At this point, I think there’s still significant variability in how clinicians implement IASTM, and a lack of tried-and-true protocols. There’s a lot we need to learn about it, and we’re still experimenting to determine optimal treatments. But I believe it’s important for students to recognize this should be part of their repertoire. Then they can decide to pursue additional training upon graduation if it would be relevant to their practice setting.

What kind of feedback do you get from Widener students about IASTM?

I’ll introduce the concept and techniques by mentioning I was actually skeptical myself when I first tried it. So basically I just ask them to keep an open mind, experience it and reserve judgment until they see how it plays out in clinical practice. But I think many of the students are a little surprised by how much they feel resonation of the tissue through the HawkGrips instruments. They ask a lot of questions about what they’re feeling and why. So I need to be honest and say I don’t always know the answer. But the treatment can definitely get them thinking, which we want to encourage.

How would you compare HawkGrips to other IASTM tools on the market?

I’ve used a couple competing products, and I personally like the feel of HawkGrips, as well as their weight and texture. Having a textured grip means you can relax your hands a little more. And I believe most seasoned clinicians would say the ability to relax your hands actually enables you to feel more. So that’s definitely an advantage.

Can you offer any thoughts on what it’s like to interact with HawkGrips as a company?

I think they’re a very nice group to work with, always open to discussion, and amenable to supporting research and the academic environment. So I have nothing but good things to say about the people at HawkGrips.

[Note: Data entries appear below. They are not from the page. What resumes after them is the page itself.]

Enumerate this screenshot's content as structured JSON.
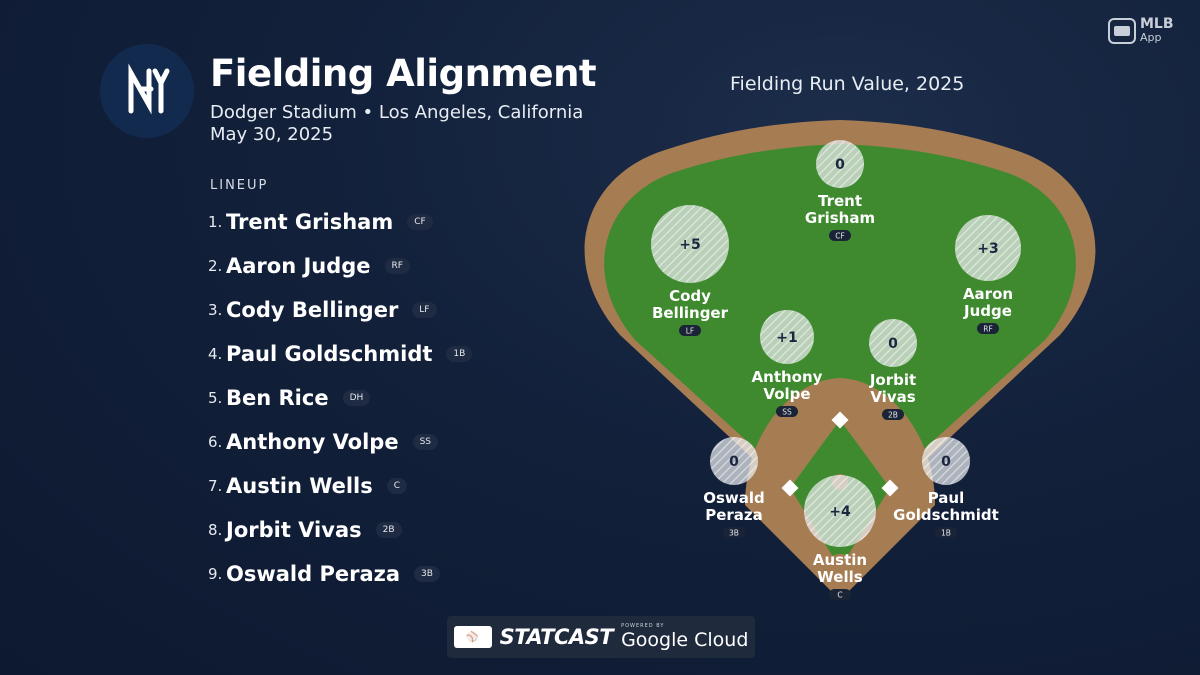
{
  "header": {
    "team_logo_icon": "yankees-ny-logo",
    "title": "Fielding Alignment",
    "venue": "Dodger Stadium • Los Angeles, California",
    "date": "May 30, 2025"
  },
  "lineup": {
    "heading": "LINEUP",
    "players": [
      {
        "order": "1.",
        "name": "Trent Grisham",
        "pos": "CF"
      },
      {
        "order": "2.",
        "name": "Aaron Judge",
        "pos": "RF"
      },
      {
        "order": "3.",
        "name": "Cody Bellinger",
        "pos": "LF"
      },
      {
        "order": "4.",
        "name": "Paul Goldschmidt",
        "pos": "1B"
      },
      {
        "order": "5.",
        "name": "Ben Rice",
        "pos": "DH"
      },
      {
        "order": "6.",
        "name": "Anthony Volpe",
        "pos": "SS"
      },
      {
        "order": "7.",
        "name": "Austin Wells",
        "pos": "C"
      },
      {
        "order": "8.",
        "name": "Jorbit Vivas",
        "pos": "2B"
      },
      {
        "order": "9.",
        "name": "Oswald Peraza",
        "pos": "3B"
      }
    ]
  },
  "field": {
    "title": "Fielding Run Value, 2025",
    "colors": {
      "grass": "#3f8a2e",
      "dirt": "#a67c52",
      "bubble": "#e9ecef"
    },
    "fielders": [
      {
        "pos": "CF",
        "first": "Trent",
        "last": "Grisham",
        "frv": "0"
      },
      {
        "pos": "LF",
        "first": "Cody",
        "last": "Bellinger",
        "frv": "+5"
      },
      {
        "pos": "RF",
        "first": "Aaron",
        "last": "Judge",
        "frv": "+3"
      },
      {
        "pos": "SS",
        "first": "Anthony",
        "last": "Volpe",
        "frv": "+1"
      },
      {
        "pos": "2B",
        "first": "Jorbit",
        "last": "Vivas",
        "frv": "0"
      },
      {
        "pos": "3B",
        "first": "Oswald",
        "last": "Peraza",
        "frv": "0"
      },
      {
        "pos": "1B",
        "first": "Paul",
        "last": "Goldschmidt",
        "frv": "0"
      },
      {
        "pos": "C",
        "first": "Austin",
        "last": "Wells",
        "frv": "+4"
      }
    ]
  },
  "branding": {
    "mlb_app_line1": "MLB",
    "mlb_app_line2": "App",
    "statcast": "STATCAST",
    "powered_by": "POWERED BY",
    "google_cloud": "Google Cloud"
  }
}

You’re also the co-creator of a clinical application for smartphones called iOrtho+. How would you describe the origins of that app and its focus?

The origins of iOrtho+ go back about a decade. In many academic situations, students can challenge you with very interesting ideas and thoughts. They often request various resources to help them be successful in PT school, and at one point students asked me for a study guide to review for an orthopedic exam.

So I made an outline for them and over time it grew to be more comprehensive, including pictures of orthopedic tests and related descriptions. Then students began asking if it would be possible for the resource to be printed on cardstock or laminated, so it would be easier to take into the clinic.

This led me and one of my colleagues, Dr. Christopher Wise, PT, DPT, OCS, FAAOMPT, MTC, ATC, chair of the Doctor of Physical Therapy Program at Alvernia University in Reading, PA, to put our heads together and create something called “Quick Notes.” It was similar to the kind of resource you’d find in the reference section at Barnes & Noble, such as a laminated periodic table.

That was available for a little while, and then came the era of smartphones. I think it was the winter of 2010 when a student asked me, “Have you ever thought about putting this on a phone?” My answer to that was no, and I wouldn’t know how if it had occurred to me. But soon afterward at a national conference in February 2010, I had a discussion with somebody else about it, and within an hour they introduced me to another person who had a resource to make the conversion.

So about a month after returning from the conference, we had a developer ready to write the code to upload all the data. By the summer of 2010, we released the Apple/iOS version of iOrtho+. So it was pretty fast and furious, because we already had the content pretty much developed. We started the app with approximately 80 tests and another 80 techniques. Now here we are seven years later with over 350 tests and more than 100 techniques that include not just descriptions, images and references, but also videos.

It’s been an interesting evolution and we continue to upgrade the app a couple times a year, adding new literature and tests. We even have a section where people can suggest tests or techniques that aren’t currently included. If we find evidence to support their suggestion and decide to add it to the app, we’ll reference the person who told us and send them a gift card. So that’s been a fun way to engage with people as they find interesting ways to utilize iOrtho+.